Lasting powers of attorney (LPAs) are a sensible means of ensuring that your affairs are kept in order and your welfare provided for if you lose the capacity to make important decisions for yourself. Your natural assumption may be that such powers should be exercised by your loved ones but, as a High Court case showed, there are often sounds reasons for appointing a professional to perform the role.
A woman who was aged in her 80s and in the early stages of dementia executed two LPAs by which she appointed her four daughters as her attorneys in respect of her health, welfare, property and affairs. Three of them signed the documents and sought to formally register them with the Public Guardian. The fourth, however, refused to sign them and objected to their registration.
Ruling on the dispute, the Court noted that the woman had undergone an expert medical assessment prior to making the LPAs and it was presumed that she had the mental capacity required to make them. Her condition having since deteriorated, however, she now lacked capacity either to change the LPAs or to execute new ones.
She was clearly much loved by her daughters, who all had her best interests at heart. Her clear wish when executing the LPAs was to confer decision-making authority on all of them. There were no concerns that she had suffered any form of financial or emotional abuse.
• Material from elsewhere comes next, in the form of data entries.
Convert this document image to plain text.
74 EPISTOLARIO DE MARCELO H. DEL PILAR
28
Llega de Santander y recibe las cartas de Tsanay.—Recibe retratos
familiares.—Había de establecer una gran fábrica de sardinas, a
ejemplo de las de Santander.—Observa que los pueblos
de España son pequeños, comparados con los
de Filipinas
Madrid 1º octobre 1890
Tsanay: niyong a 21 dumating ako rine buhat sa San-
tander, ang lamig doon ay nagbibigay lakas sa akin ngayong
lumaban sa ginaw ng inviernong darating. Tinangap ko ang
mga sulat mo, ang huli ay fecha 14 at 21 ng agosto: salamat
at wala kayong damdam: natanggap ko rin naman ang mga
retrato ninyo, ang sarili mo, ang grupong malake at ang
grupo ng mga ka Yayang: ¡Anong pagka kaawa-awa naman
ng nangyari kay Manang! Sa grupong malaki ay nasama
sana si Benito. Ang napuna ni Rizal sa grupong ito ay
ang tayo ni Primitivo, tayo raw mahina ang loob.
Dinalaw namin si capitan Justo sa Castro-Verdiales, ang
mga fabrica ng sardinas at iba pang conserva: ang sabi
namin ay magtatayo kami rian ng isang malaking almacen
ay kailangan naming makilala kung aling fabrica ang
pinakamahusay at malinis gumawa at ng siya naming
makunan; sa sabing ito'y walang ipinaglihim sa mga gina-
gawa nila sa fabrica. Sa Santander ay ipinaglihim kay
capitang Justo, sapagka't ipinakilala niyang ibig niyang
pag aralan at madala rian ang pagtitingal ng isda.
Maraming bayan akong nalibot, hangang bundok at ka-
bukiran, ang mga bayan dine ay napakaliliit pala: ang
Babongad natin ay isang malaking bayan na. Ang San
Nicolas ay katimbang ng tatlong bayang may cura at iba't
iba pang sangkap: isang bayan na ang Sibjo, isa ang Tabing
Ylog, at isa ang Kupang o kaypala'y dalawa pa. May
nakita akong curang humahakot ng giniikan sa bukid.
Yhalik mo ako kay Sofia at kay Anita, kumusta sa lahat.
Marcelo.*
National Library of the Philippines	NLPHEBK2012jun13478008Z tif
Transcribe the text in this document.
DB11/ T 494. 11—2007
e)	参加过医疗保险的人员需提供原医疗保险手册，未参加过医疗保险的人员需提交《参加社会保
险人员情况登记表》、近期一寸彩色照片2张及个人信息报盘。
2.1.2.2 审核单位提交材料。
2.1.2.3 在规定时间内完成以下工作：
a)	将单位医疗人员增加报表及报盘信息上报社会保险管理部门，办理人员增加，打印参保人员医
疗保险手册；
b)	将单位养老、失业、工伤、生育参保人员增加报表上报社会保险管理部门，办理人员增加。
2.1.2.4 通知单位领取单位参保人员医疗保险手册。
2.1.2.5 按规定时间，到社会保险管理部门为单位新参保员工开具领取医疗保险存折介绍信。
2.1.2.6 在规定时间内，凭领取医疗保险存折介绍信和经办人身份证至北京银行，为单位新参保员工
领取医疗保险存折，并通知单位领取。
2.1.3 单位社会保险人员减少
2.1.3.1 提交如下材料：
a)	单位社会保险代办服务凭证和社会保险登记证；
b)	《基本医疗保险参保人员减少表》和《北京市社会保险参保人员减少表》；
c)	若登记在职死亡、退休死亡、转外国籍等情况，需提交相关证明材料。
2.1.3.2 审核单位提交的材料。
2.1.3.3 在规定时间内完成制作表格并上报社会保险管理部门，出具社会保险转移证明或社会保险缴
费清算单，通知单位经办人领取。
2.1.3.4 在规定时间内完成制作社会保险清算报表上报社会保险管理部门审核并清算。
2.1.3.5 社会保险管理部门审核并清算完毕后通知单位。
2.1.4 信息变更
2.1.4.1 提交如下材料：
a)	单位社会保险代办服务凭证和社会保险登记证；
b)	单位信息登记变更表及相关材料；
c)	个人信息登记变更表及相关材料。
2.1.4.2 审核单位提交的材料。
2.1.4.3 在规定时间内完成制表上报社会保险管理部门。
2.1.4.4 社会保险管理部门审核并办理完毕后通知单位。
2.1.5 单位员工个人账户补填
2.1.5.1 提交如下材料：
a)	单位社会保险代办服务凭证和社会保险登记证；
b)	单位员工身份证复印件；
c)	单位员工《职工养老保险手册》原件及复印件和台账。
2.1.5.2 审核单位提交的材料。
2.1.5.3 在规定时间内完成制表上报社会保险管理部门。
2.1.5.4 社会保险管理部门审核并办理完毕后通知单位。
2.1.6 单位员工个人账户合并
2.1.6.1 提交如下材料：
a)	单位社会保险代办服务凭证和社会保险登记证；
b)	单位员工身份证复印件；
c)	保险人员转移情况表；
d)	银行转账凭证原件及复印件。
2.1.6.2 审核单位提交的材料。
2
The Court, however, noted that the sisters were engaged in a seemingly intractable dispute and were unable to agree on almost anything. Their views, in particular, on how their mother’s finances should be managed were entirely polarised and their relationship was described as fractured.
The Court expressed no view on the rights and wrongs of the dispute but, in refusing to register the LPAs, it found that the entrenched conflict between the daughters rendered them incapable of the degree of cooperation, engagement and agreement required for them to act effectively as their mother’s joint attorneys. There was sadly no prospect of them pulling together for the good of their mother.
The friction between them would only be heightened if the three daughters who had signed the LPAs were to act as attorneys whilst their sister was excluded from doing so. The Court found that their mother’s best interests demanded the appointment of an independent professional to act as her deputy in the management of her property and affairs. He or she would be required to consult all four daughters before making any decisions. There was no application to appoint a deputy in respect of the woman’s health and personal welfare.